E isso se você não perder a curiosidade e cuidar da saúde o mínimo possível. Não tô falando não fumar, nada disso. Faz o que pode, o que consegue para manter o corpo funcionando. Agora, viva a idade que você tem. Se você conseguir perder o medo da sua idade, vai usufruir de coisas maravilhosas. A pior coisa da vida são os pesos que a gente carrega, culpa, uns pesos que a gente não sabe nem de onde estão vindo. É tão bom conhecer gente, alguém mais novo e pensar, mas que pessoa danada. Aos 60, você fica em paz.

Eu gosto da minha vida, gosto do que faço com o meu tempo. Gosto do meu rosto. De me arrumar porque vou encontrar alguém. Quando você descobre que pode viver do seu jeito e quem não entender que se dane e saia do seu caminho, isso é libertador.

Tenho reparado que desde o impeachment contra a Dilma você tem se posicionado politicamente. Isso é uma novidade?Fui criada em um ambiente politizado, meu pai era politizado, meus irmãos. Na minha casa frequentava a Maria da Conceição Tavares, o Celso Furtado. Eu acho o seguinte. Mais nova, não falava muito porque me achava muito ignorante. E antigamente não tinha rede social. Por isso que gosto de rede social, conheço um monte de gente, você fala sem grande responsabilidade de ser especialista. E, claro, fui ficando mais segura. E no caso da Dilma, eu tinha uma grande simpatia por ela.

Primeiro porque eu gosto de gente que não rouba. Eu achava isso o máximo, poder confiar em uma mulher honesta.
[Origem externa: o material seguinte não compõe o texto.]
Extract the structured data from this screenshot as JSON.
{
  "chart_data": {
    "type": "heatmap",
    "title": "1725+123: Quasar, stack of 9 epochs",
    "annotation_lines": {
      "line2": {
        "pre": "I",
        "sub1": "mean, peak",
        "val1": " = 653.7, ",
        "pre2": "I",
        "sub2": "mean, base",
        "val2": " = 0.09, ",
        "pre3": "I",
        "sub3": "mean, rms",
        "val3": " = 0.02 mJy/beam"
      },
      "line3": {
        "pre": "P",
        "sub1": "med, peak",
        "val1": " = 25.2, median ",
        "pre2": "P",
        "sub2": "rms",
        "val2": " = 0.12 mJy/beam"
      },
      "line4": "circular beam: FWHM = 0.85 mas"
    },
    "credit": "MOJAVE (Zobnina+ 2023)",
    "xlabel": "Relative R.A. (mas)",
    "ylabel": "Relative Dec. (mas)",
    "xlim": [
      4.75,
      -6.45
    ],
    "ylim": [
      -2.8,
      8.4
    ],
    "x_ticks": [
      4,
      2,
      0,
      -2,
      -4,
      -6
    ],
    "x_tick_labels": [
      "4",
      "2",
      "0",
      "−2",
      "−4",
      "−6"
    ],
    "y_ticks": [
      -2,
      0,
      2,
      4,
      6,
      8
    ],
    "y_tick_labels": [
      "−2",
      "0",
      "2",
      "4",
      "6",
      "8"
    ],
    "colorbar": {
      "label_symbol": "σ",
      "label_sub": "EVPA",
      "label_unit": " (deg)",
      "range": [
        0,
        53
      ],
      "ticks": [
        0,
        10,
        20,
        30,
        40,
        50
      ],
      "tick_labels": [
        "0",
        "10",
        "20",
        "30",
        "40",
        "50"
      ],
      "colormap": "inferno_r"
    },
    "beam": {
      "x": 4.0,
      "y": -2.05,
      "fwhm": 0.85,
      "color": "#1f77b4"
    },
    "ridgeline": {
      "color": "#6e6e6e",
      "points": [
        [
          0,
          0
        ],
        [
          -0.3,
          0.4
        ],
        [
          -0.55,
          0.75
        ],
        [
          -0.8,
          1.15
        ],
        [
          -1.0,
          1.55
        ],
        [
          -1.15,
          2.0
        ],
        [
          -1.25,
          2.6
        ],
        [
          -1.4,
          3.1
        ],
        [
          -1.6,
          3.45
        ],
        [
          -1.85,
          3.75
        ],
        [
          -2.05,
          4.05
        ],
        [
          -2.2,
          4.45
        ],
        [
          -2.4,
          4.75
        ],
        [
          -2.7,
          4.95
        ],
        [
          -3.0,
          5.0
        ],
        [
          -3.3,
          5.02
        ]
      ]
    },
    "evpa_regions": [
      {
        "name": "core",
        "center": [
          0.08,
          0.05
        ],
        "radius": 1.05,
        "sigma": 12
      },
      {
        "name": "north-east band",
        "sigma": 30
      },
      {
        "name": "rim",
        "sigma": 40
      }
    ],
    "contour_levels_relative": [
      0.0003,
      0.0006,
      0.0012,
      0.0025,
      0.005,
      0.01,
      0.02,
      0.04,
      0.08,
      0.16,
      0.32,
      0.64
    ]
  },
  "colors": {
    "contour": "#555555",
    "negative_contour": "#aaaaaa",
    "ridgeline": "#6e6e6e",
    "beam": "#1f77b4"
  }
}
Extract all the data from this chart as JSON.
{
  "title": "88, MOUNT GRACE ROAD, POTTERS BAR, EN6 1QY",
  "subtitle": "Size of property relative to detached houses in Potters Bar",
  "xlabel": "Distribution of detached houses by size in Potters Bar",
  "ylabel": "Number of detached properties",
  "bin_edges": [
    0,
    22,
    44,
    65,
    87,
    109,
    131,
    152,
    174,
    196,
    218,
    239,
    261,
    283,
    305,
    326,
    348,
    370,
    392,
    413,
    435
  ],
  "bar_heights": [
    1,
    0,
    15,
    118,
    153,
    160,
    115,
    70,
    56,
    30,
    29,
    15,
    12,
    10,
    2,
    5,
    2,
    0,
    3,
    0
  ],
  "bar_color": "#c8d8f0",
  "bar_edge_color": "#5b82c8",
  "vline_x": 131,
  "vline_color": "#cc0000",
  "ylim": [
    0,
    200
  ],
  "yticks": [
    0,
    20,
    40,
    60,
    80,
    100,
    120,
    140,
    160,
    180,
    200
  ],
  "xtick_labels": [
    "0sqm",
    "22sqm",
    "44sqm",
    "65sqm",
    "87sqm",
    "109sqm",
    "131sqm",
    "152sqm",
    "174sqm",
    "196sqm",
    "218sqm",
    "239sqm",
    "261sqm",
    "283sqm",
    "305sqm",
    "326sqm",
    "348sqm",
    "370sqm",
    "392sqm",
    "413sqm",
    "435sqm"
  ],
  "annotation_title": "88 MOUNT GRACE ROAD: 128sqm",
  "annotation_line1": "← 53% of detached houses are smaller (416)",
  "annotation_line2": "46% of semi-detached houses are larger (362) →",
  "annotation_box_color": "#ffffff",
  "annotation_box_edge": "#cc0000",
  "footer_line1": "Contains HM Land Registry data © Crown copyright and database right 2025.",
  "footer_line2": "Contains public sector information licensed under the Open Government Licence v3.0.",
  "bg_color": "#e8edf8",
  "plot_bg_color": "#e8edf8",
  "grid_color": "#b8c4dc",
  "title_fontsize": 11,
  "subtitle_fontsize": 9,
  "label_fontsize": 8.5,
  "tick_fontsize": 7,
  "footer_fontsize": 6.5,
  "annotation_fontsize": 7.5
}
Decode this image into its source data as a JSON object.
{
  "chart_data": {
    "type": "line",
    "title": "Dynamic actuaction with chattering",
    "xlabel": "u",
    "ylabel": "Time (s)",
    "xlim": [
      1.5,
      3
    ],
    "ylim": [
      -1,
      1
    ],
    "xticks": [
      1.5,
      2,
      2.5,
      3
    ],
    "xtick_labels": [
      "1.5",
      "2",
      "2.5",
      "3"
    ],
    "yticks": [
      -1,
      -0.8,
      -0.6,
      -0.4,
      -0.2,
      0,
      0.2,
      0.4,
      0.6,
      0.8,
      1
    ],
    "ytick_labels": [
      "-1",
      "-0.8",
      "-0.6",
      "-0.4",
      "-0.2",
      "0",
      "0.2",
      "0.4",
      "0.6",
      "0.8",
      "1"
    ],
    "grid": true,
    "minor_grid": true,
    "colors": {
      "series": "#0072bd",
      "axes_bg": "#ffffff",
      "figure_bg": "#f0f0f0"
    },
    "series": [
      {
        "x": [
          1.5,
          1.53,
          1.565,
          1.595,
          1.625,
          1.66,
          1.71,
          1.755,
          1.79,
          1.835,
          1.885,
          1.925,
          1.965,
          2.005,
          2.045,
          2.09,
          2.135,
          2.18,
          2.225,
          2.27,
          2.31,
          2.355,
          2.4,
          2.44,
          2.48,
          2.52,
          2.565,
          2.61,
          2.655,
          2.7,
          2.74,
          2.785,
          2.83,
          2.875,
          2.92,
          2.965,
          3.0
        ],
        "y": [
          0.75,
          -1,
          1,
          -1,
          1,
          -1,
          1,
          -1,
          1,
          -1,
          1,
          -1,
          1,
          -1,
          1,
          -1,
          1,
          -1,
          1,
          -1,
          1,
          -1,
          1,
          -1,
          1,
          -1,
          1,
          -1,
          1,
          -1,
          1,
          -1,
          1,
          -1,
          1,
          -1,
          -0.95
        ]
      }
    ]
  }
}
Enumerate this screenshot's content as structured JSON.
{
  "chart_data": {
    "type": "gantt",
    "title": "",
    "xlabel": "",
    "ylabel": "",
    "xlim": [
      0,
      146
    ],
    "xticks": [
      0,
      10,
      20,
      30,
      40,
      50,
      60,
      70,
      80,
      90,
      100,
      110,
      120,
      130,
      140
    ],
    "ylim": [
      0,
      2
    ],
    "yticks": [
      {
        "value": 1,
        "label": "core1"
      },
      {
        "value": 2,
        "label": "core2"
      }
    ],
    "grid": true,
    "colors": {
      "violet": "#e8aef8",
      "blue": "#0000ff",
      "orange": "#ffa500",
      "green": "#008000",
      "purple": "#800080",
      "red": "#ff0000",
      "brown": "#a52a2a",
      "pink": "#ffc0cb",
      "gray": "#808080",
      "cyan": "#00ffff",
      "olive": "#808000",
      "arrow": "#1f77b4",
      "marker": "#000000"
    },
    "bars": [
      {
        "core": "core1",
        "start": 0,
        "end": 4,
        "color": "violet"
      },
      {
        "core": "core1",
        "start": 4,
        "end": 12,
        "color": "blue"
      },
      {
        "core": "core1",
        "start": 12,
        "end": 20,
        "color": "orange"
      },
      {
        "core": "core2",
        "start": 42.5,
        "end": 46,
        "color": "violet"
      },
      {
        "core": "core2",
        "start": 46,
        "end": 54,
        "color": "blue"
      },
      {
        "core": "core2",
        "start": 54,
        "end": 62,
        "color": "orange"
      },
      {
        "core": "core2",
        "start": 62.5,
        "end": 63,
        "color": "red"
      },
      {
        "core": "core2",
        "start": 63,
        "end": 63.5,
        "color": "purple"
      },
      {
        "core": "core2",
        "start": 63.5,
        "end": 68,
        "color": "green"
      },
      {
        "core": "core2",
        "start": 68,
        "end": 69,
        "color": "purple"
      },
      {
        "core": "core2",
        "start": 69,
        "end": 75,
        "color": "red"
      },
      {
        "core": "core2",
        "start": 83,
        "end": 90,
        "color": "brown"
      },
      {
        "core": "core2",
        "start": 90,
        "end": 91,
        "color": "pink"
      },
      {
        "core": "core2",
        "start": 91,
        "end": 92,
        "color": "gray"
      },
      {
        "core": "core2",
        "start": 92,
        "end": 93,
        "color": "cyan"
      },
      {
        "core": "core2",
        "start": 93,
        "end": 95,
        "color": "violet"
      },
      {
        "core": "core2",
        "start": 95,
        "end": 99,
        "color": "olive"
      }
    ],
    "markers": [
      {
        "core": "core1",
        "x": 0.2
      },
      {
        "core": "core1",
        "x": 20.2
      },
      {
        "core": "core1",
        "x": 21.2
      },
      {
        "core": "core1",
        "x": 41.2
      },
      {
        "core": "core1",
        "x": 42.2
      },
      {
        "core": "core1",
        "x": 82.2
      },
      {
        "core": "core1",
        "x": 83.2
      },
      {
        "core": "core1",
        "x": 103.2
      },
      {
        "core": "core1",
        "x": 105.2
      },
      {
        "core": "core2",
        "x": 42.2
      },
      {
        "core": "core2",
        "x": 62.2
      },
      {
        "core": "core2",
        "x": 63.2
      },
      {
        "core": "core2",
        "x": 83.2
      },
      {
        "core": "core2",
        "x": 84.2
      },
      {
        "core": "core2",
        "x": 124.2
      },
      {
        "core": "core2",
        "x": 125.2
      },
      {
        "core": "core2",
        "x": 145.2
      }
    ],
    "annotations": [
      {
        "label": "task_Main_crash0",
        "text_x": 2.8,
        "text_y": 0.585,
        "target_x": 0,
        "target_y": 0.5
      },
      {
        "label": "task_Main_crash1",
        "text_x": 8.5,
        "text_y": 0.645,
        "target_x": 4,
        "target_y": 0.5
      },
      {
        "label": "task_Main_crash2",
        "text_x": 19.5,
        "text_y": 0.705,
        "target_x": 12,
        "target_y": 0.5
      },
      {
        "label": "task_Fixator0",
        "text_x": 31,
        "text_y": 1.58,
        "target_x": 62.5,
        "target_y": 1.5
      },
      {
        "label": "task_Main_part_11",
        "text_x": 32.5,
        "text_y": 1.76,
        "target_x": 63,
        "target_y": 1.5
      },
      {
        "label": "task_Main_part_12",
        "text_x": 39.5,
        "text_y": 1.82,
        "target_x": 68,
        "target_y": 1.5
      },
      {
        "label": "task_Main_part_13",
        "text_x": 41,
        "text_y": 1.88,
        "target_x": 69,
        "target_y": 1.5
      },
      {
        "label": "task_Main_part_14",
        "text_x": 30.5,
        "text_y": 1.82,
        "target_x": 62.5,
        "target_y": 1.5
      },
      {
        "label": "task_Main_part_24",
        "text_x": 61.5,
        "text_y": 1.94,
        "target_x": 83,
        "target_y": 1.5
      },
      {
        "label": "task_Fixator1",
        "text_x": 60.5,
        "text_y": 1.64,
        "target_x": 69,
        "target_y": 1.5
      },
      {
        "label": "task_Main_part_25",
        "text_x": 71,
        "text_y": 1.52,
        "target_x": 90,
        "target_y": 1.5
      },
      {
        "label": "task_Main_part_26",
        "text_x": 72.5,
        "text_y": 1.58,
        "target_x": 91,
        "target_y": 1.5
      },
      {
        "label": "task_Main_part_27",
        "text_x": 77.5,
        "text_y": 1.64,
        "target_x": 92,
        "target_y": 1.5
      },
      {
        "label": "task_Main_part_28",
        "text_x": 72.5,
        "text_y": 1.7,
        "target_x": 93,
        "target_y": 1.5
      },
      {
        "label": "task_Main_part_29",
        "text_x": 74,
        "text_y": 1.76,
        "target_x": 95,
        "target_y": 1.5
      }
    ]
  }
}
E, quando via as entrevistas, gostava muito do jeito dela, como ela enfrentava tanta gente contra ela. Acho ela uma mulher muito digna.

Fui a um jogo do Brasil e estavam xingando ela. Fiquei horrorizada. E pensava: "Será que ninguém vai fazer nada?". Hoje, vejo que tudo isso pesou. E "ai" de quem cometer a bobagem de fazer isso de novo. Não vamos aceitar. Não vai ser aceito. As coisas já melhoraram muito nesses cinco anos, apesar do Bolsonaro.

Falando em Bolsonaro, você tem esperança, acha que ele sai?
Acedito que sim. Acho que o Lula vai ser candidato e tem muita chance de ganhar. Eu não tenho nada contra o Ciro, eu gosto do Boulos. Mas acho que o Lula é quem tem mais chance. Então voto nele. Temos que votar em quem pode tirar esse homem de lá, temos que tirar esse elefante da sala. Apoio quem tiver chance de tirar o Bolsonaro de lá. Agora, não quero apoiar nada que pregue a divisão. É hora de união.